On March 31, 2015, yet another Rockot launch took place from Plesetsk at 11:47 UTC with what was publicly declared as carrying three Gonets-M satellites and a classified military payload. The Gonets serves as a civilian version of the Strela/Rodnik store-and-dump LEO communications constellation. Although Russian officials did not elaborate on the nature of the fourth payload, observers assumed it was yet another of the same small satellites as on the December 2013 and March 2014 launches.
As usual, the US military tracked the launch and began to catalog new space objects within a few hours of launch. The pattern was the same as with the May 2014 launch: five catalog numbers were reserved (40552 through 40556) and labeled as Objects A through E. Objects A through C, believed to be the Gonets satellites, were all in orbits of roughly 1507 by 1500 kilometers (935 by 932 miles). Objects D and E, believed to be the Briz-KM upper stage and the fourth payload, were in orbits of 1507 by 1172 kilometers (935 by 728 miles). This indicated that the fourth payload had separated from the Briz-KM upper stage after it had performed its perigee-lowering disposal maneuver, which was a distinct difference from the deployment of Cosmos 2491 and Cosmos 2499 during their respective launches. Observers immediately suspected that satno 40555 (Object D) was the fourth payload, and assigned it the cover name of Cosmos 2504. Supporting this conclusion was the fact that it was detected broadcasting on the same frequencies as Cosmos 2491 and Cosmos 2499.
Cosmos 2504 began maneuvering shortly after launch.
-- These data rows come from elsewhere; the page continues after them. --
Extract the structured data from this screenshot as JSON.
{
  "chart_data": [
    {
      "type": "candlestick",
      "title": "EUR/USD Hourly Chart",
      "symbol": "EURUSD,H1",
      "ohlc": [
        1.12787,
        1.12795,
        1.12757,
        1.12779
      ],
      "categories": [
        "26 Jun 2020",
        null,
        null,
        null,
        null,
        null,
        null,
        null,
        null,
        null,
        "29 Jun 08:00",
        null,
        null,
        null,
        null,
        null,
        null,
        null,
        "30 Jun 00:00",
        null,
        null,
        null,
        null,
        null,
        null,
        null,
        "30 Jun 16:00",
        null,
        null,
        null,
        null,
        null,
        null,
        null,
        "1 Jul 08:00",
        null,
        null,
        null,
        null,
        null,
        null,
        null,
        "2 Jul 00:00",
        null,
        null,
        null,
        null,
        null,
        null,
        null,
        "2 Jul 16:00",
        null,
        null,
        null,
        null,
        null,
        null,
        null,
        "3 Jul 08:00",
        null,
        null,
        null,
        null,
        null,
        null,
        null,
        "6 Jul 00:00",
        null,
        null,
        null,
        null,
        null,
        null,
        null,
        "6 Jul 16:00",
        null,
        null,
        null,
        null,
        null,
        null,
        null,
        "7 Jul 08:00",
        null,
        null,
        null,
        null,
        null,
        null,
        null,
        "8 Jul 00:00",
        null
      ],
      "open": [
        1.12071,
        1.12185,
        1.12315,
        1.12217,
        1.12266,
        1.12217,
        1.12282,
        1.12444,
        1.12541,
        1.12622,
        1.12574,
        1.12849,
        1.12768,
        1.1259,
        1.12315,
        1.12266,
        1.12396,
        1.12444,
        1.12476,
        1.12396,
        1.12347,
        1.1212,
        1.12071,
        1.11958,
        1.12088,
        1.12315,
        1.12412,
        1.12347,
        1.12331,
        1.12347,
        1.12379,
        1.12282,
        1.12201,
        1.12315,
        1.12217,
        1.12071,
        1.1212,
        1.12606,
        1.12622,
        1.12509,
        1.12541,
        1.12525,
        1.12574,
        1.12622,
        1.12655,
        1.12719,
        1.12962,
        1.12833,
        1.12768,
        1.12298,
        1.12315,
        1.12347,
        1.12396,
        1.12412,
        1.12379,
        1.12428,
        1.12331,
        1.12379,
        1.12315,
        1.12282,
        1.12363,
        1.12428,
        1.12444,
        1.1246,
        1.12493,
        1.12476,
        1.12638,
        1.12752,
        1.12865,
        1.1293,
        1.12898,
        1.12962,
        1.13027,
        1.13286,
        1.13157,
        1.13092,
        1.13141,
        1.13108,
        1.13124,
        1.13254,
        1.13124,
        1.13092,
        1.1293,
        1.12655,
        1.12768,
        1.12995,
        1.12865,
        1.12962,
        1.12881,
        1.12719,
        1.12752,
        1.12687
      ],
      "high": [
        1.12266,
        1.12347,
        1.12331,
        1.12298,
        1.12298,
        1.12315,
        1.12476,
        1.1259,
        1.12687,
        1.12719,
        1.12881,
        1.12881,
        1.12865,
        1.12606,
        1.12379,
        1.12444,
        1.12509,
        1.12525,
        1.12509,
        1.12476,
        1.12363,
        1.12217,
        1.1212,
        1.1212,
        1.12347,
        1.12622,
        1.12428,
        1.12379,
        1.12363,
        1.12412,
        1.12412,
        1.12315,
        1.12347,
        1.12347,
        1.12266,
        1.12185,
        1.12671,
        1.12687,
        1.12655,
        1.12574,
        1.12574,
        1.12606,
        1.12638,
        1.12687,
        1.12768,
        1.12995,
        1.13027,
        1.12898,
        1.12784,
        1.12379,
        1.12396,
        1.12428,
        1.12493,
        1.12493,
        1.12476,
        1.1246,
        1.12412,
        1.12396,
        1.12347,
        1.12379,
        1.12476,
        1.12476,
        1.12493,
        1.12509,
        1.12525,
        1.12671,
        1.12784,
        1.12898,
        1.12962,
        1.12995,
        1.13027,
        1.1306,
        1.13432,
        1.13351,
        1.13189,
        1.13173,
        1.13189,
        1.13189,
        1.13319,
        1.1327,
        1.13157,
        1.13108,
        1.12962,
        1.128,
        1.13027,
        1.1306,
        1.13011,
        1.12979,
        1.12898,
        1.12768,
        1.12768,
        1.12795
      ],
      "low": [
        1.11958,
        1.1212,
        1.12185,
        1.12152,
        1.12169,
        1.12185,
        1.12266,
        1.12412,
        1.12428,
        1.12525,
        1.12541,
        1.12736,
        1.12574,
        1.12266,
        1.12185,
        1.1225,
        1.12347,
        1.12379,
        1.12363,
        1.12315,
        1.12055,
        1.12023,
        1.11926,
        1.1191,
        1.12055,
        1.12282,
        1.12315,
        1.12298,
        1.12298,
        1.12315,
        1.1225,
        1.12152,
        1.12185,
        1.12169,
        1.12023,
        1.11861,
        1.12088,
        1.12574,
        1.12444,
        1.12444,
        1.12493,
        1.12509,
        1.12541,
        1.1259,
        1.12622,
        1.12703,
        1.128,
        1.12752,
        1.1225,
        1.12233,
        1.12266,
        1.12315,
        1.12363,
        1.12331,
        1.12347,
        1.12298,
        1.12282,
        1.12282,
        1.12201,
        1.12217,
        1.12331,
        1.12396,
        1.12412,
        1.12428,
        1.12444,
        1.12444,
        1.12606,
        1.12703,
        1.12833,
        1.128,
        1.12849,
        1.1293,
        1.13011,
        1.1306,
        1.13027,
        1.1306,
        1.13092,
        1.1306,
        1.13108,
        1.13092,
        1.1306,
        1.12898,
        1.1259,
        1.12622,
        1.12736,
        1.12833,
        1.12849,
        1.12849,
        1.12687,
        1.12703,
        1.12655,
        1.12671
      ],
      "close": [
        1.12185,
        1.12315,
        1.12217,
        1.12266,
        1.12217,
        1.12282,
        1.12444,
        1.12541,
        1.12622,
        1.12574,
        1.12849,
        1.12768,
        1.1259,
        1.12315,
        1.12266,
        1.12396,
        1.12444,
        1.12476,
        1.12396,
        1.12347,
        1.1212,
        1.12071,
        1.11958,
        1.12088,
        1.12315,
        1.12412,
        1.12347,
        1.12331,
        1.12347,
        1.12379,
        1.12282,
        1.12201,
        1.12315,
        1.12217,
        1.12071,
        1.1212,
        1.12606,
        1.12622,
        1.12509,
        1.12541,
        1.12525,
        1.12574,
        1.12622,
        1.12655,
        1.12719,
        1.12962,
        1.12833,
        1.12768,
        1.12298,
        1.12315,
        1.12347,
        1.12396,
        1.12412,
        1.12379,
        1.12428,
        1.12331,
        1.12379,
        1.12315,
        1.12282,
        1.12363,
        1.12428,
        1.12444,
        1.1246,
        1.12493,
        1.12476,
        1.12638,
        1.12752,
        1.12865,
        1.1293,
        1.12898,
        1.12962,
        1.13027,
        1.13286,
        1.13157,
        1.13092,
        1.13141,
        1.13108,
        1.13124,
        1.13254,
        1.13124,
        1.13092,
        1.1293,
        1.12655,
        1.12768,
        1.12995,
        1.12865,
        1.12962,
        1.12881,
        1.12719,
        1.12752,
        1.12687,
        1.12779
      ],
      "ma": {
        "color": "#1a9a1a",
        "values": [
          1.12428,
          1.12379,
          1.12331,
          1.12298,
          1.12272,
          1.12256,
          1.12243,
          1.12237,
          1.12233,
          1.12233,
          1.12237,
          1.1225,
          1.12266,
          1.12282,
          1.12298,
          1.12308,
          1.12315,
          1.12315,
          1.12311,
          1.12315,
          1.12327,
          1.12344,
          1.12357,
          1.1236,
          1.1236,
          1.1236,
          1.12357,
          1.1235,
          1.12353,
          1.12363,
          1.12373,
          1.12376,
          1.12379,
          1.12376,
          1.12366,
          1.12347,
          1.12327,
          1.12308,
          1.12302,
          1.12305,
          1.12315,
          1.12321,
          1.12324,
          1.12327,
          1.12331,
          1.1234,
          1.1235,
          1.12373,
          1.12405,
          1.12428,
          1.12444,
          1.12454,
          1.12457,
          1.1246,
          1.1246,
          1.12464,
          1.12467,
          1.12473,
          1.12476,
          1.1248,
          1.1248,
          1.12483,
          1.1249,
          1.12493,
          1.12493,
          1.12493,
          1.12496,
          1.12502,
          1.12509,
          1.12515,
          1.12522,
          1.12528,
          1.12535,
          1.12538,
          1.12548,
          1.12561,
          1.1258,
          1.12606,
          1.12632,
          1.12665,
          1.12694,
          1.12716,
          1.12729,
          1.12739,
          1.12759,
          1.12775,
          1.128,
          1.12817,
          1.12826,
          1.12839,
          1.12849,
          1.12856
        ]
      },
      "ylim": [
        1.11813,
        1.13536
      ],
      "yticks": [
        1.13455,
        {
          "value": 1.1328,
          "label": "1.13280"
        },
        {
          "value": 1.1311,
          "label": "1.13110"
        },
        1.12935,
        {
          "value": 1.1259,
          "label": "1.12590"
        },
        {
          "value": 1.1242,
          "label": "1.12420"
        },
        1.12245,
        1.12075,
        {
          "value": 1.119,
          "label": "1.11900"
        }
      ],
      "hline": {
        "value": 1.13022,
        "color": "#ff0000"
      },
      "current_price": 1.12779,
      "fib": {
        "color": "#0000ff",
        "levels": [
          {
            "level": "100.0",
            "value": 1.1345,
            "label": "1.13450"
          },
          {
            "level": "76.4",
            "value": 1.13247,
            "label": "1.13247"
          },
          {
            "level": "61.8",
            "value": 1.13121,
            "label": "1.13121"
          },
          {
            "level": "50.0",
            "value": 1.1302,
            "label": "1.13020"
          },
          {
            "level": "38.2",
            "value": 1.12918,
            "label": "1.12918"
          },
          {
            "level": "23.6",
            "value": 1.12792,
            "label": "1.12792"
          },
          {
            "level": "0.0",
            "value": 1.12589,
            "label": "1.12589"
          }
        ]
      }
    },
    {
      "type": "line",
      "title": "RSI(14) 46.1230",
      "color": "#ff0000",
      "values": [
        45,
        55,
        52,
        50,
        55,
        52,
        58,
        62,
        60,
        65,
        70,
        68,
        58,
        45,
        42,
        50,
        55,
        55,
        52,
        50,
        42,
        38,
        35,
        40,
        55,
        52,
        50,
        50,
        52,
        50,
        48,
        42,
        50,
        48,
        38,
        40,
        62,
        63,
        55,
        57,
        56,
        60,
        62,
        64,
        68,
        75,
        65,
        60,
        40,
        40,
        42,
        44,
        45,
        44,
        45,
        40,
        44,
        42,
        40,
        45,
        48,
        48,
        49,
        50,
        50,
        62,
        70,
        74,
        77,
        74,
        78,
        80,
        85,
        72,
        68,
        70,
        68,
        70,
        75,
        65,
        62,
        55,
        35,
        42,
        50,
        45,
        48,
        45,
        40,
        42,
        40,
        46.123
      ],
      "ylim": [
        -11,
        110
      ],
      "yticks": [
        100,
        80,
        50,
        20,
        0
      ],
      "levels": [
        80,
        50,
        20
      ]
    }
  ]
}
The first maneuver was detected on April 9, followed by a few more small maneuvers over the next week to bring it closer to the Briz-KM rocket body. Between April 15 and 16, Cosmos 2504 went from an estimated 4.4 kilometers above to 1.4 kilometers below the Briz-KM. At some point during that pass, the Briz-KM’s orbit was disturbed by an unknown perturbation, which could have been the result of a minor collision between the two space objects. If it was, the impact was very slight and did not result in additional debris being generated. It is also unknown if the impact was planned or was an accident.
Relative mean motion of Cosmos 2504 and the Briz-KM upper stage that placed it in orbit.
Image credit Novosti Kosmonavtiki Magazine Forum. |
Between April 26 and 28, the JSpOC relabeled the objects from the launch as satnos 40552 (Gonets M-11), 40553 (Gonets M 12), 40554 (Gonets M 13), 40555 (Cosmos 2504), and 40556 (Briz-KM R/B).
Satno | Original Name | Date Cataloged | Final Name | Date Updated |
---|---|---|---|---|
40552 | Object A | 3/31/2015 | Cosmos 2501 | 4/28/2015 |
40553 | Object B | 3/31/2015 | Cosmos 2502 | 4/28/2015 |
40554 | Object C | 3/31/2015 | Cosmos 2503 | 4/28/2015 |
40555 | Object D | 3/31/2015 | Cosmos 2504 | 4/28/2015 |
40556 | Object E | 3/31/2015 | Briz-KM R/B | 4/28/2015 |
On July 3, 2015, Cosmos 2504 made another significant maneuver, lowering both its apogee and perigee significantly by around 50 kilometers each, further separating itself from the Briz-M. Since July, it has not conducted any significant maneuvers. The Briz-M orbit has remained unperturbed since the apparent bump through September 2015.